1974 de Kıbrıs’ta, Papaz Makaryos’un yaptığı bir darbe ile Kıbrıslı masum insanları katletmeye başlaması üzerine, Türkiye’de kurulmuş bulunan hükümetin MSP Milli Selamet  Partisi kanadının yasal hakkımız yönünde inisiyatif kullanmasıyla, “Kıbrıs barış harekâtını” yaparken, bizim bu adil davranışımızı durdurabilmek için 6 saat gibi kısa bir zamanda toplanarak, Kıbrıs’ta ateş kes ilan eden “Birleşmiş Milletler Güvenlik konseyi”nin sesi, Irak – İran savaşında kesinlikle çıkmayacaktı.

8 sene sonra savaş bittiğinde Saddam, ülkesinin savaş süresince kaybettiği ekonomik imkânlarını yeniden sağlayabilmek için Suudi Arabistan ve Kuveyt’ten, bu savaşlarda uğradığı maddi zararın paylaşılmasını ve tazminatın kendilerine ödenmesini isteyecekti.

Amerika, bu noktada yine şeytanlığını gösterdi. Büyükelçileri ve bu ülkeleri ziyaret eden adamları vasıtasıyla Suudi Arabistan’a, “tazminatın hemen ödenmesi gerektiğini…” ifade ederlerken, Kuveyt’e “böyle bir ödemenin yapılmamasını, Saddam’ın bu tazminatı istemesinin haksızlık olduğunu ve Amerika’nın, Kuveyt’in haklı davasını destelemekte olduklarını…” telkin etmekteydiler. Nitekim Suudi Arabistan bu görevini yerine getirmiş ve üzerine düşen tazminatı ödemişti. Hâlbuki Kuveyt, bu tazminatı ödemekten kaçınıyordu.

Yine aynı “Şeytan Amerika” Saddam’a da elçiler göndererek; “Kuveyt’in, yanlış yapmakta olduğunu, Suudi Arabistan’ı emsal göstererek Kuveyt’in de bu tazminatı ödemesi…” gerektiğini söylüyor ve ekliyorlar; “Amerika, her zaman olduğu gibi bu haklı davasında Irak’ın yanında olacaktır” diyorlardı.

KUVEYT’İ İŞGAL

Tahrik ve teşvikler arasında kalan Saddam, İran’a yaptığı gibi bir ani saldırı da Kuveyt’e yaparak, Kuveyt’i işgal etti.

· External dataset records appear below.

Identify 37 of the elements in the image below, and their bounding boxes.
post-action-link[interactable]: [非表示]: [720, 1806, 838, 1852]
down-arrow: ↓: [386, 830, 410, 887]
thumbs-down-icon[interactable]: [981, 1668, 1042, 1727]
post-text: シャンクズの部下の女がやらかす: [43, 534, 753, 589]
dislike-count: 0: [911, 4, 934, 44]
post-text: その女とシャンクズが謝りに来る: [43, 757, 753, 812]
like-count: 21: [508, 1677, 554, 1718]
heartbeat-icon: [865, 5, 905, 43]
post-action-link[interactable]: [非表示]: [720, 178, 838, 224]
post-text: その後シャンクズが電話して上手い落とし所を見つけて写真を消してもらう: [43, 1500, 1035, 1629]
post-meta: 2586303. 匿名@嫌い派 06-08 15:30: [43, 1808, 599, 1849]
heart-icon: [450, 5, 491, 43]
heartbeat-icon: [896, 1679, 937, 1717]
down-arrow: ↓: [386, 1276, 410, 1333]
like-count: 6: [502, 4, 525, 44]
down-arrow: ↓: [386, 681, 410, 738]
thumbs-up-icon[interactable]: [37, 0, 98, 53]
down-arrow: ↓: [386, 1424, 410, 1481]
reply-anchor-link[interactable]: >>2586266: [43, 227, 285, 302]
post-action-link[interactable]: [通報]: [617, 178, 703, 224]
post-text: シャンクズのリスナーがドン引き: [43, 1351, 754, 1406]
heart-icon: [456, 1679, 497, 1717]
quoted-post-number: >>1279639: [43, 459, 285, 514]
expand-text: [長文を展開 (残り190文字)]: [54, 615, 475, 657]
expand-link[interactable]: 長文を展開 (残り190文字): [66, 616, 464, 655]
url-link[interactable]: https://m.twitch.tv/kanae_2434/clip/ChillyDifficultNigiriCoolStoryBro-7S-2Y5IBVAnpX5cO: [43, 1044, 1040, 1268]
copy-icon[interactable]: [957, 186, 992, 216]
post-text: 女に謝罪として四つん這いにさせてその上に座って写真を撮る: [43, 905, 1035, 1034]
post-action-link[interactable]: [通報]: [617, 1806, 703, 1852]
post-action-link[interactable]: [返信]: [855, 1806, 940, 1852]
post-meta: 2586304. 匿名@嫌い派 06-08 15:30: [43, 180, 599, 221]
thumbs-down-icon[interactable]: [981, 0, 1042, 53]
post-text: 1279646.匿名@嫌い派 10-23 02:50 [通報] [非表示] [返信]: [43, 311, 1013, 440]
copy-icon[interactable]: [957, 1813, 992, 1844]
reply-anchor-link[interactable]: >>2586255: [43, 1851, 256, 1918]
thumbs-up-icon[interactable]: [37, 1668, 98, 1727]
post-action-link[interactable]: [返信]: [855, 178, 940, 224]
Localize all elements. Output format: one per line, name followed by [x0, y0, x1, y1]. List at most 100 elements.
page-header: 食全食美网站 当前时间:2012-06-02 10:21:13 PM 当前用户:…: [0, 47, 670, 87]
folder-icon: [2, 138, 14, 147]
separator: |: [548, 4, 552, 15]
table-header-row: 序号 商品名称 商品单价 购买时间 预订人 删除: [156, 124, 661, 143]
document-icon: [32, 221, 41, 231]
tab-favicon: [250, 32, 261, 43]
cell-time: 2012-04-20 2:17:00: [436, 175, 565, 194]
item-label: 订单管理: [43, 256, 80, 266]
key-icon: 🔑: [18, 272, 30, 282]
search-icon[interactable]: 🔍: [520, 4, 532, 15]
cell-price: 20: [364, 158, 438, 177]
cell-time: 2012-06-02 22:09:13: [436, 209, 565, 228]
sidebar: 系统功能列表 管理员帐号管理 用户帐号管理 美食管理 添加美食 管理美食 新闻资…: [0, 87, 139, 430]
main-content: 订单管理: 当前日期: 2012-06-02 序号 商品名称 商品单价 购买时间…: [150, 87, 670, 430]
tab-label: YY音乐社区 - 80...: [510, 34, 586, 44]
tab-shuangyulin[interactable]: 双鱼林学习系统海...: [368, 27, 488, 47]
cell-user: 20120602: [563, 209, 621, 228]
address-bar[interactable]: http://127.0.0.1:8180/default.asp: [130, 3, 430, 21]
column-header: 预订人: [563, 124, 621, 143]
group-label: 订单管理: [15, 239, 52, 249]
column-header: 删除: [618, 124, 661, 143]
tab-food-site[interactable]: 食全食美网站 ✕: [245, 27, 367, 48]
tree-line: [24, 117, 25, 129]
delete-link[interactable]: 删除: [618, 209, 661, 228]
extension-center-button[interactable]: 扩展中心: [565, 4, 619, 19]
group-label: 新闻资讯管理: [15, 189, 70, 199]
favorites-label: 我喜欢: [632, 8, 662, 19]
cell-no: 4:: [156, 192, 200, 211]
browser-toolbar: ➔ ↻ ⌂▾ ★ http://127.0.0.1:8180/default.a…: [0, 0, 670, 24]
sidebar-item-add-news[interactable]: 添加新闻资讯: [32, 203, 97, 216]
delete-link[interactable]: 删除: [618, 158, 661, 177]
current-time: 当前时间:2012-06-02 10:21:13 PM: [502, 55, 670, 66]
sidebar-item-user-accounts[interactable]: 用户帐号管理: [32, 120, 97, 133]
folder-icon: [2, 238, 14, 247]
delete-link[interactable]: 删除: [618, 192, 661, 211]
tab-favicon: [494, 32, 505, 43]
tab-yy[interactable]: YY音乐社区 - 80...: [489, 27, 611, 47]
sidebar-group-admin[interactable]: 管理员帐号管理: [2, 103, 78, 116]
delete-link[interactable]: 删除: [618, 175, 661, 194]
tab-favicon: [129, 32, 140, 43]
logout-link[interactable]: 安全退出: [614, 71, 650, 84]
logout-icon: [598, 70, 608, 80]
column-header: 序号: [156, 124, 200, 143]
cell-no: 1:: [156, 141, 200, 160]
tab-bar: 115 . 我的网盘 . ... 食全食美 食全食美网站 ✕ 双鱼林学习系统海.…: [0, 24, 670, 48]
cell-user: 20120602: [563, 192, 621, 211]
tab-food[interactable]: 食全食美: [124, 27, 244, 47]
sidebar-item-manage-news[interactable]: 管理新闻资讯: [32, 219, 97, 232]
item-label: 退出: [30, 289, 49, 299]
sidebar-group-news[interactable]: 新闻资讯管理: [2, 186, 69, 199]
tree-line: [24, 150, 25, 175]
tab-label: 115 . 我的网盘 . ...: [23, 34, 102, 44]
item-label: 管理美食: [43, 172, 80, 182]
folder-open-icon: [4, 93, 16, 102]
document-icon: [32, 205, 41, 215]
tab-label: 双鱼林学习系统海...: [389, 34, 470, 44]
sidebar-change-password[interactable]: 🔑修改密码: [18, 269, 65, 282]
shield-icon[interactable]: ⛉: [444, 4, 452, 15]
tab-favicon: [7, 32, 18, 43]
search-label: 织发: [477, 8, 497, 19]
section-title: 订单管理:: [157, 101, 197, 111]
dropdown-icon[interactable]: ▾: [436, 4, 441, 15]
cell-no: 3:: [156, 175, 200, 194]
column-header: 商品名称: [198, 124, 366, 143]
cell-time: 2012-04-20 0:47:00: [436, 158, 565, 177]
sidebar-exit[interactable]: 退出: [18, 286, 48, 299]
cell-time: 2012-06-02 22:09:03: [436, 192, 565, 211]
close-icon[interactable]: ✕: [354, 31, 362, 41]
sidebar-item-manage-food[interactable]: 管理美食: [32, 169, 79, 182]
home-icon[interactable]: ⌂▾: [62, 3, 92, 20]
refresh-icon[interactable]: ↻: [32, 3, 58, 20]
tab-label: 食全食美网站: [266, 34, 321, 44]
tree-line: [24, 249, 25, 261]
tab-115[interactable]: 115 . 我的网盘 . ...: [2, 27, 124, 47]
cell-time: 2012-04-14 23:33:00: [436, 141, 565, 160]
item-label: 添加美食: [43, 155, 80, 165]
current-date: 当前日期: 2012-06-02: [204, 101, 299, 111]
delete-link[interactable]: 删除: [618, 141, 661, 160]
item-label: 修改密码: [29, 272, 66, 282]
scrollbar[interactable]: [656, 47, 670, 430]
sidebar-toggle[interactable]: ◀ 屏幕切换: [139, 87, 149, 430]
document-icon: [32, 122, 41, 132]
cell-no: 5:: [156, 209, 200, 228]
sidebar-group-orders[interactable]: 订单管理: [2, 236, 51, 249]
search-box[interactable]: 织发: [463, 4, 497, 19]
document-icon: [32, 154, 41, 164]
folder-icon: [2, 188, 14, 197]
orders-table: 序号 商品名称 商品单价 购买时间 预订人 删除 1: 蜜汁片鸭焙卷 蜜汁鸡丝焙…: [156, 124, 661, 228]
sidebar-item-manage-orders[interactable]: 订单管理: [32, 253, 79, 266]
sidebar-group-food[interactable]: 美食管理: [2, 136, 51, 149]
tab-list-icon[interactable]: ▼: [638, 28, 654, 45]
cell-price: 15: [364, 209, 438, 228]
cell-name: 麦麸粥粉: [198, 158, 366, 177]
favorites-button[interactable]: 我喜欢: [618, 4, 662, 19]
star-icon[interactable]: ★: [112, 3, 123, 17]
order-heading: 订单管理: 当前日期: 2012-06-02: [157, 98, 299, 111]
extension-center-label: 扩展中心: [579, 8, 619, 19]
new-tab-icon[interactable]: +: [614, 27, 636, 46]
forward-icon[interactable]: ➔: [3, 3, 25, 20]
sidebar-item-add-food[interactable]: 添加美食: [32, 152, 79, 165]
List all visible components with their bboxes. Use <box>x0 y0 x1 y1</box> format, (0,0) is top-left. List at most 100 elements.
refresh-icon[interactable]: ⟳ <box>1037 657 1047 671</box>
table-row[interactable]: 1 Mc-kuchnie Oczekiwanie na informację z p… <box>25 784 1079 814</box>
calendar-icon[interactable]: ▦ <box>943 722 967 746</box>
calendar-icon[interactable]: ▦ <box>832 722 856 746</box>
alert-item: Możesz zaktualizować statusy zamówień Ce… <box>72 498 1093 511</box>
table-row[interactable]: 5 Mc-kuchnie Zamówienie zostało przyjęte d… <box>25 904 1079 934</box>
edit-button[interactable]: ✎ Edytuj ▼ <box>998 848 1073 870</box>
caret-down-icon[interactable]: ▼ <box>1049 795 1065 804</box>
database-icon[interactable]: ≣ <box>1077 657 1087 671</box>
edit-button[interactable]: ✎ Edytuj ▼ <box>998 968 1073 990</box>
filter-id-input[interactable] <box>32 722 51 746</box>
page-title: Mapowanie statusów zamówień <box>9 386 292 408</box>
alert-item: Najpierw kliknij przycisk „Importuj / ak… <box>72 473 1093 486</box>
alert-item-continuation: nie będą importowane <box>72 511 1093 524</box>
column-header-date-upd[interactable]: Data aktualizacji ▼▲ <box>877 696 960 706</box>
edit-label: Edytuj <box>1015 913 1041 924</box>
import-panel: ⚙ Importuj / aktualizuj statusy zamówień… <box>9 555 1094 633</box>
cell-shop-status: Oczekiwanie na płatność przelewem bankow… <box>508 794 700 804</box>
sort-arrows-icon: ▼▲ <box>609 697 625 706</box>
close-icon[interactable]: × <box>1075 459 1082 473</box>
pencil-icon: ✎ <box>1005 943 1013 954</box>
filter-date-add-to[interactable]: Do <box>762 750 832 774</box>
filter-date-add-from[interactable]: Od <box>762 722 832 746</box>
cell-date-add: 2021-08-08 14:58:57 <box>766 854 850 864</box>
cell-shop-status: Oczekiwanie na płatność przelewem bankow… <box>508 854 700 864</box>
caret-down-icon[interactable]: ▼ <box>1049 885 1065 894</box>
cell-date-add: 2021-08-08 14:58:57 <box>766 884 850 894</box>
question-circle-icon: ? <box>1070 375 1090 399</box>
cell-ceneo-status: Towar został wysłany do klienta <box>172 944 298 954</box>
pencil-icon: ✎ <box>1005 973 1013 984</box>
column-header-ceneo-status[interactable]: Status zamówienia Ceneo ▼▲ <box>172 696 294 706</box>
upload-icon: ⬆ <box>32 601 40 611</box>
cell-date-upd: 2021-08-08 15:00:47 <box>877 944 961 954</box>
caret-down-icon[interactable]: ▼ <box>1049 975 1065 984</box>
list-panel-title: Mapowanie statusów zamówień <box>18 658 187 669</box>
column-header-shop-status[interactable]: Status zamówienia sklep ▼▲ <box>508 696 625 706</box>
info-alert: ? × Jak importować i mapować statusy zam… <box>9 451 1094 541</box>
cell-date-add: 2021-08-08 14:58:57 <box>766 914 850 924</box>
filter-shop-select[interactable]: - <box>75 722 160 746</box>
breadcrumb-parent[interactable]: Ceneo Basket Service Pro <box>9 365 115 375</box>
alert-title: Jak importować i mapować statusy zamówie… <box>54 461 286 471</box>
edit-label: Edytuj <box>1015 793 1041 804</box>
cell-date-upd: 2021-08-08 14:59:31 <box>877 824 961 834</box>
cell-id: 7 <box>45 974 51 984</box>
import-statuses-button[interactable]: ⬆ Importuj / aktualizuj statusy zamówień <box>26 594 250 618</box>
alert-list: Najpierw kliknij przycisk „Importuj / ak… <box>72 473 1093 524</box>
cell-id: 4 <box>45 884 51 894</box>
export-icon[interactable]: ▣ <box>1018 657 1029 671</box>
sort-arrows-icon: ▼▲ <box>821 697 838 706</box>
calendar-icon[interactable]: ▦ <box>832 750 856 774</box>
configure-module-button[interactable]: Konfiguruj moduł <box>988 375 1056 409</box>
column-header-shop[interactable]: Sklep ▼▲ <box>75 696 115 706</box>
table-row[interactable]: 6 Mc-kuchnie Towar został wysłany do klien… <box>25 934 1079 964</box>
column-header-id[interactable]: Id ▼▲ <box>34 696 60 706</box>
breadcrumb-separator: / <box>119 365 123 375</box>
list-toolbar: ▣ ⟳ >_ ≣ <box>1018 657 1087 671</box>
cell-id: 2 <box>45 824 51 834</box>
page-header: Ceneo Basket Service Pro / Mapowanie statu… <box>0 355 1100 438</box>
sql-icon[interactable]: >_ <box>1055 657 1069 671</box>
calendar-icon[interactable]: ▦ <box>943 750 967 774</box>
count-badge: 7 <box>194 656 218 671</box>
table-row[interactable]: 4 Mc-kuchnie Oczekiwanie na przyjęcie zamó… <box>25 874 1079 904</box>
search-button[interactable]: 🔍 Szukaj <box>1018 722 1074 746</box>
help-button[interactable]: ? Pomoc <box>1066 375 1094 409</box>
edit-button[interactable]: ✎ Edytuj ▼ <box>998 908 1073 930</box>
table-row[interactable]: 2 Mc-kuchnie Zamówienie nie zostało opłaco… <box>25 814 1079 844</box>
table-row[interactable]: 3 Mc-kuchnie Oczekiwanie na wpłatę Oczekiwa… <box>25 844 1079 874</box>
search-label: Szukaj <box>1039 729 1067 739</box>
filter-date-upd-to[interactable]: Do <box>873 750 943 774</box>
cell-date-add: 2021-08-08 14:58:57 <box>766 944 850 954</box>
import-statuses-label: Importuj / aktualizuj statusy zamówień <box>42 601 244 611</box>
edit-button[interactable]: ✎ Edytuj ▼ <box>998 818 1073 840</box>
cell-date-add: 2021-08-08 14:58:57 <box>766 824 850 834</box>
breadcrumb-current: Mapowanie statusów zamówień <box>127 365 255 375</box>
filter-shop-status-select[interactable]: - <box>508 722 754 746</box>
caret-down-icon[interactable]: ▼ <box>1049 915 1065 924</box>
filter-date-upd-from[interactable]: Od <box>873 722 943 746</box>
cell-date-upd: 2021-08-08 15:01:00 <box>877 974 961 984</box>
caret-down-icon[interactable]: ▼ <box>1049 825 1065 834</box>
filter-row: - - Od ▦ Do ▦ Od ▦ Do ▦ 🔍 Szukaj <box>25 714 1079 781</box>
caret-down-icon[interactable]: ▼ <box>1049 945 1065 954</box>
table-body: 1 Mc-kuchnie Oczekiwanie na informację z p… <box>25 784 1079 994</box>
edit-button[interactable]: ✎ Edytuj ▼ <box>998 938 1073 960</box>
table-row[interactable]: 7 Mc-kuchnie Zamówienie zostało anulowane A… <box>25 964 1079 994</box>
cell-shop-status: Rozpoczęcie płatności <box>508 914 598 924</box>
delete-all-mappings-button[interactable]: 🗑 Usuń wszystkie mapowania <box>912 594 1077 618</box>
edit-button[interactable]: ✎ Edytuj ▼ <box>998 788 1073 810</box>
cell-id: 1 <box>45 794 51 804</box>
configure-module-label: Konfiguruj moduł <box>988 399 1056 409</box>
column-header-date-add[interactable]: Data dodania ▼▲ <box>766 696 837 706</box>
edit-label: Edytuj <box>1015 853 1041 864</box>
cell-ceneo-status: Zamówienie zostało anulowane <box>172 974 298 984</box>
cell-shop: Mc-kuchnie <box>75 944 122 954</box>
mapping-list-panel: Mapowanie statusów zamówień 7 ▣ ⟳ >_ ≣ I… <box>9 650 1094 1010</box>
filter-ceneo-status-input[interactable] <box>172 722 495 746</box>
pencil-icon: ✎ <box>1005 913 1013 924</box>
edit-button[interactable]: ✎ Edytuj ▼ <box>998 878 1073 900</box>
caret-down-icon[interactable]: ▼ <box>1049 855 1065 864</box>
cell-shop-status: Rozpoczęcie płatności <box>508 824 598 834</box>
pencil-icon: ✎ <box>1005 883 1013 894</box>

Kuveyt işgalinin 3. ayında yine aynı Amerika, dünya kamuoyunu da yanına almak maksadıyla Irak’ın, Kuveyt’i işgalini kınayarak, Birleşmiş milletler Güvenlik konseyini toplantıya çağırdı. Çok geçmeden de, “Irak’ın Kuveyt’ten 1 ay içinde çıkmasını, aksi takdirde Irak’a yaptırım uygulanacağı” kararını aldırdı.

Amerika ve yandaşları, Irak’a sıkı bir ambargo uygulanmaya başladılar. Bu ambargoda, bütün ilaçların ve hatta çocuk mamasının bile Irak’a gitmesini yasakladılar. Çoğu bebek olmak üzere binlerce hasta ilaç bulamadığından öldüler.

Amerika ve yandaşları, Irak’a uyguladıkları bu insafsız ambargodan tatmin olamadılar. Bu kere “B.O.P (Büyük Ortadoğu Projesi) veya B.İ.P (Büyük İsrail projesi)” ismi ile bilinen, Ortadoğu ülkelerini düzene sokma kapsamında; “Irak’ta kitle imha silahları vardır. Komşuları için tehlike arz ediyor. Saddam’ın füzeleri Ankara ve İstanbul’u bile vuracak menzile sahiptir” çığlıkları ve “Irak’a demokrasi ve insan hakları getireceğiz” teraneleri arasında Amerika ve koalisyon güçleri 2003’ün Mart ayında Irak’ı işgal ettiler.

İŞBİRLİKCİLİĞİN SONU

Irak’ın, Amerikalılar tarafından işgalinin üzerinden 8 sene geçti. Irak’ta ne bir kitle imha silahı bulabildiler, ne uzak menzilli Irak füzeler. Irak’a demokrasi getiriyoruz sözlerinin de ne kadar boş olduğu şimdi daha açık görünmektedir. Ama Irak’a kan getirdiler, göz yaşı ve kaos getirdiler. Saddam Hüseyin, Amerikalılara güvenmesinin cezasını hayatıyla ödedi. Ama ülkesinin çiğnenmesini, resmi rakamlara göre (2010 yılı sonu) 1.000.000 (bir milyon) dan fazla Irak’lının öldürülmesini, 10 binlerce Irak’lı kadın ve kıza tecavüz edilmesine yol açtı.

Dünya üzerinde Amerika ile işbirliği içerisinde bulunan “işbirlikçi yönetimlere” yukarıda belirtmeye çalıştığımız Saddam’ın hikâyesi ile acı sonunu ibretle incelemelerini, kendi rollerinin bir gün tamamlanması ve işlerinin bitmesi halinde, Saddam gibi bir gün “çöp sepetine süpürülebileceklerini” unutmamalarını tavsiye ediyorum.